IMF Forecasts Slow Global Growth
WASHINGTON, D.C. — The International Monetary Fund (IMF) forecasts slower global growth in 2013 and 2014 than it did just three months ago, citing the prospect of a slowdown in key developing countries such as China and Brazil and a protracted recession in Europe. The international lending agency released an update of its World Economic Outlook issued in April, projecting the world economy will grow at 3.1% this year, down from a 3.3% forecast three months ago. The 2014 projection was cut to 3.8% from 4.0%. “The world economy remains in a three-speed mode,” said Olivier Blanchard, IMF director of research, at a news conference. “Emerging markets are still growing rapidly. The U.S. recovery is steady, but much of Europe continues to struggle.” Blanchard said growth almost everywhere is weaker than forecast in April, but downward revisions are particularly noticeable in developing countries.
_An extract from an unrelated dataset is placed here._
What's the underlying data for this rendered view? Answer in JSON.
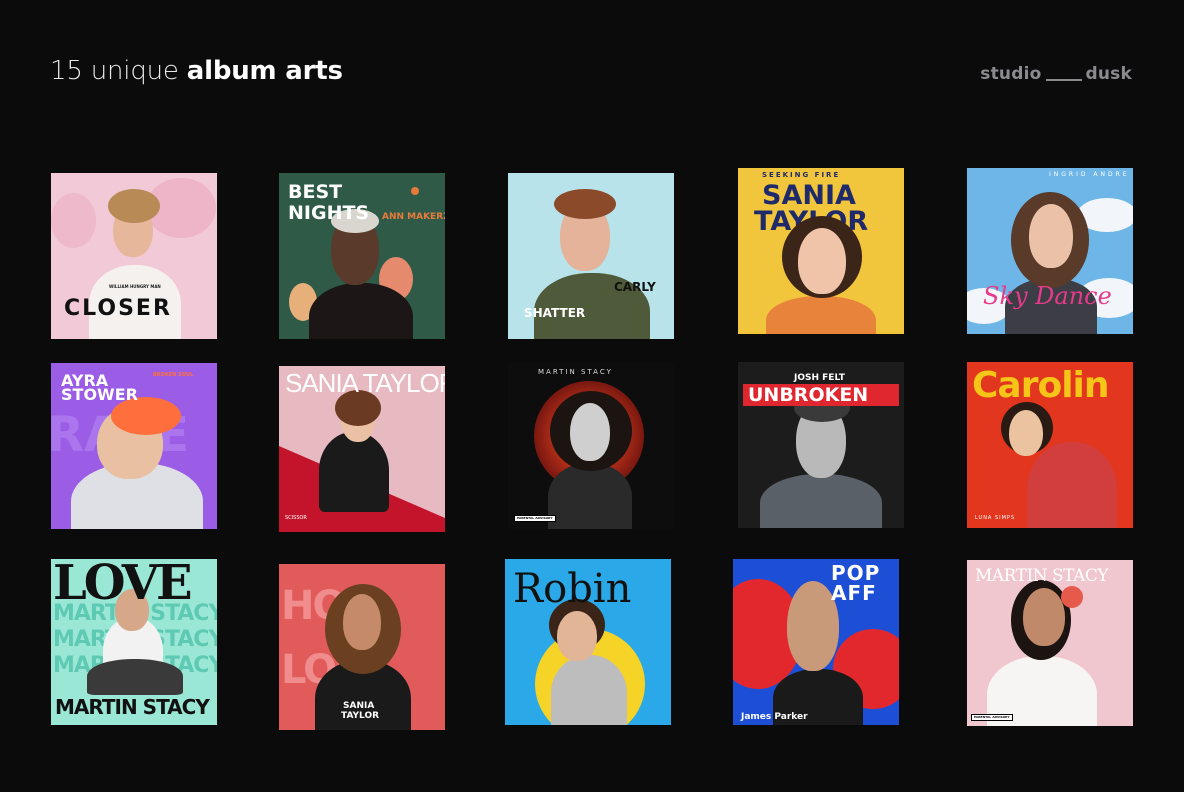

The IMF said the possibility of a more drawn-out slowdown in developing countries is a new risk that has emerged since April. One potential drag on global growth is the possibility that the U.S. will start tapering its extraordinary stimulus program of bond buying. The Fed program — known as quantitative easing — has injected more $2 trillion into financial markets since late 2008 and kept borrowing costs down. With markets already anticipating the tapering, the IMF said some developing countries are already feeling the effects in the form of falling share prices and depreciating currencies. A recession in the 17 countries that use the euro currency is shaping up to be deeper than expected, another factor pulling down the forecast, according to the IMF. The U.S. economy also looks weaker than previously expected, the IMF said, citing tight fiscal and financial conditions. The IMF lowered forecasts for U.S. growth to 1.7% in 2013, down from 1.9% in April, and to 2.7% for 2014, down from 2.9%. One reason cited was the sequester remaining in place until 2014, longer than previously projected.